Arief mengatakan, video ini menimbulkan silang pendapat di media massa maupun media sosial yang akhirnya menjadi perdebatan di lingkup publik. Keadaan ini kemudian menimbulkan upaya di media sosial untuk mobilisasi massa gerakan menyikapi pembakaran tersebut.
"Ini jelas tidak menguntungkan dari aspek keamanan dan ketertiban masyarakat," kata Arief. Ia juga meminta agar adanya mobilisasi massa dihentikan demi kedamaian dan kondusivitas masyarakat.
Terkait kasus pembakaran sendiri, kepolisian mengaku telah melakukan pemeriksaan secara menyeluruh mulai dari perencanaan acara Hari Santri Nasional di Garut hingga terjadinya insiden pembakaran bendera pada saat acara tersebut usai, Senin (22/10) lalu. Polisi menyatakan tidak ada unsur pidana dalam pembakaran itu.

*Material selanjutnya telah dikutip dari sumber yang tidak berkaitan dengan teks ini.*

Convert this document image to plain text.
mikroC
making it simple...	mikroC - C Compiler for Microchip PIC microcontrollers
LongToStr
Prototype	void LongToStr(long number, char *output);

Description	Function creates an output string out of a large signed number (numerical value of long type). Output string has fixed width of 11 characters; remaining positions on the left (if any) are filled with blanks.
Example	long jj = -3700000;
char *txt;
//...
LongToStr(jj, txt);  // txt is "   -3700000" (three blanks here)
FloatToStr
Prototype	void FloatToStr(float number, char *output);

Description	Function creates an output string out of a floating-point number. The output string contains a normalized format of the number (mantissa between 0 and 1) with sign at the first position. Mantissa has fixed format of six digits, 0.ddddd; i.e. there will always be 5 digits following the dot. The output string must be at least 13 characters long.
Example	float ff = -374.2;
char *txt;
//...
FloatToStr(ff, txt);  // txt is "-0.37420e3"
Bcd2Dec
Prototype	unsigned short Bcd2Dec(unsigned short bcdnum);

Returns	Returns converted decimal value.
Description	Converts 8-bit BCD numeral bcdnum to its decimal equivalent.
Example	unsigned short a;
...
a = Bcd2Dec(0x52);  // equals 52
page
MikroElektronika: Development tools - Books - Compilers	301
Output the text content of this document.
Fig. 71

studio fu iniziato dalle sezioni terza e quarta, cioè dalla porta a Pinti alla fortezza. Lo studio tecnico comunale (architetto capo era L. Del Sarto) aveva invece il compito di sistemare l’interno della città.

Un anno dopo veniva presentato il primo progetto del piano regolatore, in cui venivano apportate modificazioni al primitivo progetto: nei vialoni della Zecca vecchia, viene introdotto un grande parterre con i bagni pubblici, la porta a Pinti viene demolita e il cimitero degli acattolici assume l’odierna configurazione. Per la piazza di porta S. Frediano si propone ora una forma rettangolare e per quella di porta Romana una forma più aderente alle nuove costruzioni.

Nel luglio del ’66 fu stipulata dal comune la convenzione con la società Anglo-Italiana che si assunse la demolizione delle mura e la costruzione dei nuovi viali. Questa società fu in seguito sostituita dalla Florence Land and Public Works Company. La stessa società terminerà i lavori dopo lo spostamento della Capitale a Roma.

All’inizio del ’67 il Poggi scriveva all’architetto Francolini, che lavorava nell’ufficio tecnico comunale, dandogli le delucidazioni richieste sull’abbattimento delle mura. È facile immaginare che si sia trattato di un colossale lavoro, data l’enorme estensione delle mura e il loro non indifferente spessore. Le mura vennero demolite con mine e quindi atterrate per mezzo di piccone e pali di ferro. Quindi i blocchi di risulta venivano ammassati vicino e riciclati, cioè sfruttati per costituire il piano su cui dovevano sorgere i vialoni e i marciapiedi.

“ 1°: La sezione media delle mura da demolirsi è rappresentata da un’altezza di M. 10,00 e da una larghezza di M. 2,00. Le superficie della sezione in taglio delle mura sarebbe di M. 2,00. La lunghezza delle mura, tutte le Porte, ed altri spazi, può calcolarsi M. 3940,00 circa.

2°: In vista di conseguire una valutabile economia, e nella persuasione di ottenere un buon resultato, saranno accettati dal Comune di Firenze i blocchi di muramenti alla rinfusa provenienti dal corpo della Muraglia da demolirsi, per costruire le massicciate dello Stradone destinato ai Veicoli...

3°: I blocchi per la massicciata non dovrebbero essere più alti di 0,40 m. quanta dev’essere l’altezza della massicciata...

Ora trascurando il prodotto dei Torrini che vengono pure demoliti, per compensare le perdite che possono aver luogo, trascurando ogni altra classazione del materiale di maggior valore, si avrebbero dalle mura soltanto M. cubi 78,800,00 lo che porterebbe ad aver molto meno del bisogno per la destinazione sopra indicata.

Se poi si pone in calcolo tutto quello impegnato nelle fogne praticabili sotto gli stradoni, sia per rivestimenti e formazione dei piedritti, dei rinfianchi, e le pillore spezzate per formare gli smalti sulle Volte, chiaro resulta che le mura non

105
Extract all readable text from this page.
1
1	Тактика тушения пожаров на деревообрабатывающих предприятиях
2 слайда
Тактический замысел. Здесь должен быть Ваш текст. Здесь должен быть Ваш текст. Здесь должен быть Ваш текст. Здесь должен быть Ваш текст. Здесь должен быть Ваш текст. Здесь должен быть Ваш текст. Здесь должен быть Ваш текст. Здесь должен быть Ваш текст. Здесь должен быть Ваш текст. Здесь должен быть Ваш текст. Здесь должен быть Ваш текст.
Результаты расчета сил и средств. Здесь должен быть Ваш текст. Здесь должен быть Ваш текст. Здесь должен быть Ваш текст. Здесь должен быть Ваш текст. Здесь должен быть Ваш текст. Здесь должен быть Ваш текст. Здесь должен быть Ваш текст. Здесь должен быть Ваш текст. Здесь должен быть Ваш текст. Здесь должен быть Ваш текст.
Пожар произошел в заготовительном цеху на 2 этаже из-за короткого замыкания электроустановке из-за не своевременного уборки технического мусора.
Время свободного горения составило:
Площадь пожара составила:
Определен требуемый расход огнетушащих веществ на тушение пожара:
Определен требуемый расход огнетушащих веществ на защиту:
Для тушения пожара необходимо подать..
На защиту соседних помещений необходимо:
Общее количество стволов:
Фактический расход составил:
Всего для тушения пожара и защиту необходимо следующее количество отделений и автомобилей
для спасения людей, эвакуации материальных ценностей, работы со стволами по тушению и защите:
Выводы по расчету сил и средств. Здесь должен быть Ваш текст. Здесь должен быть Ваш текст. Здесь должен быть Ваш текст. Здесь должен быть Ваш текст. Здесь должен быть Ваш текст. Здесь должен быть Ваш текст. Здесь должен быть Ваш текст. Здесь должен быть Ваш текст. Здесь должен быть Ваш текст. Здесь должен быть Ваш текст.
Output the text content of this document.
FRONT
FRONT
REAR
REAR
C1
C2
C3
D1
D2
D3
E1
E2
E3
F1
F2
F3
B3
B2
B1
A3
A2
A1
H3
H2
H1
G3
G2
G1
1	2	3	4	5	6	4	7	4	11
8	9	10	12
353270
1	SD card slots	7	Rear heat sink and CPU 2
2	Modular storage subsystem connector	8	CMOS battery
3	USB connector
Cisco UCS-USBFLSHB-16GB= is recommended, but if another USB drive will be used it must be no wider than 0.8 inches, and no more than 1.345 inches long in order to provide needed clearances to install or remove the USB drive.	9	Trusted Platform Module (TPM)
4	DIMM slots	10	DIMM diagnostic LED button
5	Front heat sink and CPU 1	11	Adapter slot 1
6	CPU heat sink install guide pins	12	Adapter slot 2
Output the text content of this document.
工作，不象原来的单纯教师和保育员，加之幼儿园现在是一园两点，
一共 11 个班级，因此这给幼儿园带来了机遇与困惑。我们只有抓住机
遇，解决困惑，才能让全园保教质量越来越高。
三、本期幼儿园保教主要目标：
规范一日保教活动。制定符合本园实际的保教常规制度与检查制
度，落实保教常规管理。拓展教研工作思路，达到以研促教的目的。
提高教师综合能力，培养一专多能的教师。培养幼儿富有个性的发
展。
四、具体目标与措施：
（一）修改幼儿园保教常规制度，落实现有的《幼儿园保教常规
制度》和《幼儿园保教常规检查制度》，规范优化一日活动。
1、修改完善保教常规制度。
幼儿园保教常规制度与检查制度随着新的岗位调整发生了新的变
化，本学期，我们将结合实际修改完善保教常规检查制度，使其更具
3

Tidak adanya unsur pidana, karena polisi menyebut pelaku tidak memiliki niat jahat yang dilakukan pelaku. Pelaku membakar bendera karena menganggap bendera hitam bertuliskan lafadz Tauhid itu sebagai bendera Hizbut Thahrir Indonesia (HTI), organisasi terlarang UU.
Sedangkan seorang pembawa bendera, Uus Sukmana (34 tahun) menjadi incaran pendalaman oleh pihak kepolisian. Pasalnya, aturan acara Hari Santri Nasional di Garut itu tidak memperolehkan adanya bendera selain merah putih.
"Tindakan pembakaran ini karena adanya seseorang yang mengibarkan di upacara resmi di hari santri itu. Kalau seandainya saudara Uus ini tidak mengibarkan maka tidak akan terjadi pembakaran," kata Arief.
Uus belum ditetapkan sebagai tersangka. Namun Uus bisa terancam pasal 174 KUHP tentang mengganggu rapat umum dengan ancaman maksimal hukuman penjara selama tiga pekan.